There was sufficient evidence of proximate cause in this case for submission of the issue of contributory negligence to the jury.

[2] Plaintiff next contends that the trial court erred in applying the provisions of G.S. 20-161 to the facts in this case. He submits that the applicability of the statute on the issue of contributory negligence was too speculative to be left to the jury. The pertinent portion of G.S. 20-161 reads as follows:

“(a) No person shall park or leave standing any vehicle, whether attended or unattended, upon the paved or main traveled portion of any highway or highway bridge unless the vehicle is disabled to such an extent that it is impossible to avoid stopping or temporarily leaving the vehicle upon the paved or main traveled portion of the highway or highway bridge.”

We agree with plaintiff that G.S. 20-161 is not violated when the operator of a motor vehicle stops momentarily upon the streets or highway in order to undertake another movement and that the words “park” and “leave standing” as used in the statute do not include “a mere temporary or momentary stoppage on the highway for a necessary purpose when there is no intent to break the continuity of travel”. Faison v. Trucking Co., 266 N.C. 383, 390, 146 S.E. 2d 450 (1966). In fact, we note that the judge so charged the jury in stating defendant’s contention that G.S. 20-161 was applicable in this case. However, we conclude that based upon all the evidence the jury could reasonably find that when Mrs. Spivey stopped her automobile she intended to park or leave it standing a sufficient length of time to break the continuity of travel. There was no error in *321submitting the question of whether the statute was applicable in this-case to the jury.

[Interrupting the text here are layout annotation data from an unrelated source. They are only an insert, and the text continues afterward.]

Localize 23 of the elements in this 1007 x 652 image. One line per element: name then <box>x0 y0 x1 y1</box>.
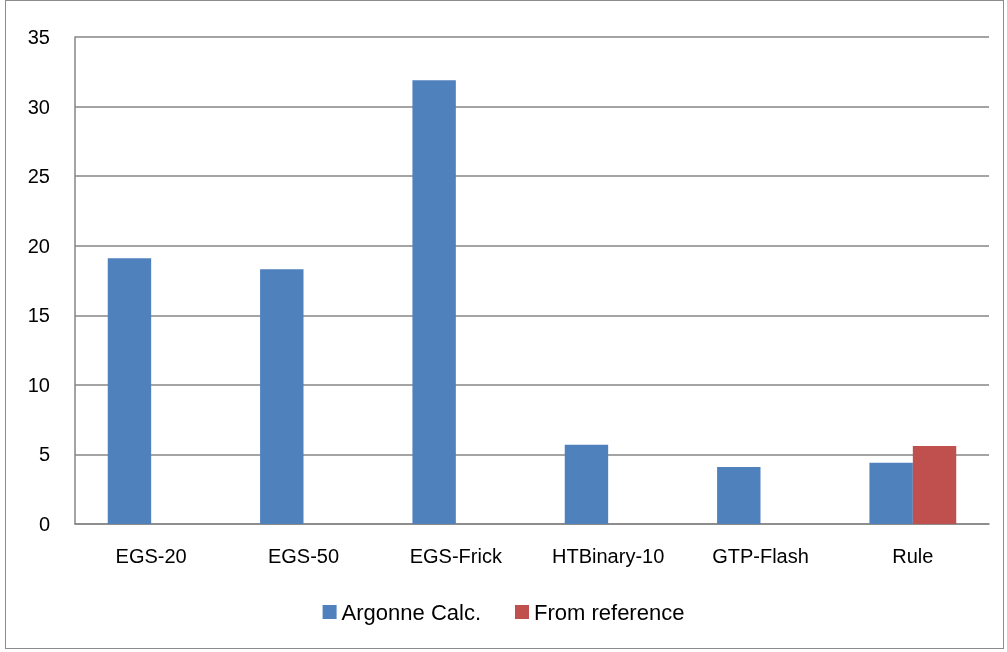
x-tick-label: EGS-Frick <box>409 545 503 567</box>
x-tick-label: HTBinary-10 <box>552 545 665 567</box>
x-tick-label: GTP-Flash <box>712 545 809 567</box>
x-tick-label: Rule <box>892 545 934 567</box>
x-tick-label: EGS-20 <box>115 545 187 567</box>
bar <box>260 269 304 524</box>
y-tick-label: 35 <box>27 26 50 48</box>
x-tick-label: EGS-50 <box>267 545 340 567</box>
y-tick-label: 10 <box>27 373 50 396</box>
y-tick-label: 20 <box>27 234 50 257</box>
legend-label: Argonne Calc. <box>341 599 482 625</box>
y-tick-label: 30 <box>27 95 50 118</box>
y-tick-label: 25 <box>27 165 50 188</box>
y-tick-label: 5 <box>38 443 50 466</box>
y-tick-label: 15 <box>27 304 50 327</box>
bar <box>717 466 761 524</box>
bar <box>412 80 456 524</box>
bar <box>912 446 957 524</box>
y-tick-label: 0 <box>38 513 50 535</box>
bar <box>564 444 609 524</box>
legend-label: From reference <box>534 599 685 625</box>
bar <box>869 462 913 524</box>
bar <box>107 258 152 524</box>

[3] Plaintiff’s final contention is that the trial court erred when it instructed the jury that the plaintiff’s intestate was guilty of negligence when she stopped on the highway if there was no necessary purpose to the stopping. This contention also is without merit. The portion of the charge to which the plaintiff objects was in fact only a statement by the trial judge of one of the defendant’s contentions. Defendant alleged in her answer and argued to the jury that Mrs. Spivey violated G.S. 20-161 and that such violation constituted contributory negligence on her part. She further contended there was nothing from the evidence indicating Mrs. Spivey1 stopped for any necessary purpose. We find the court accurately stated the defendant’s contentions. This assignment of error is overruled.

No error.

Chief Judge Brock and Judge Martin concur.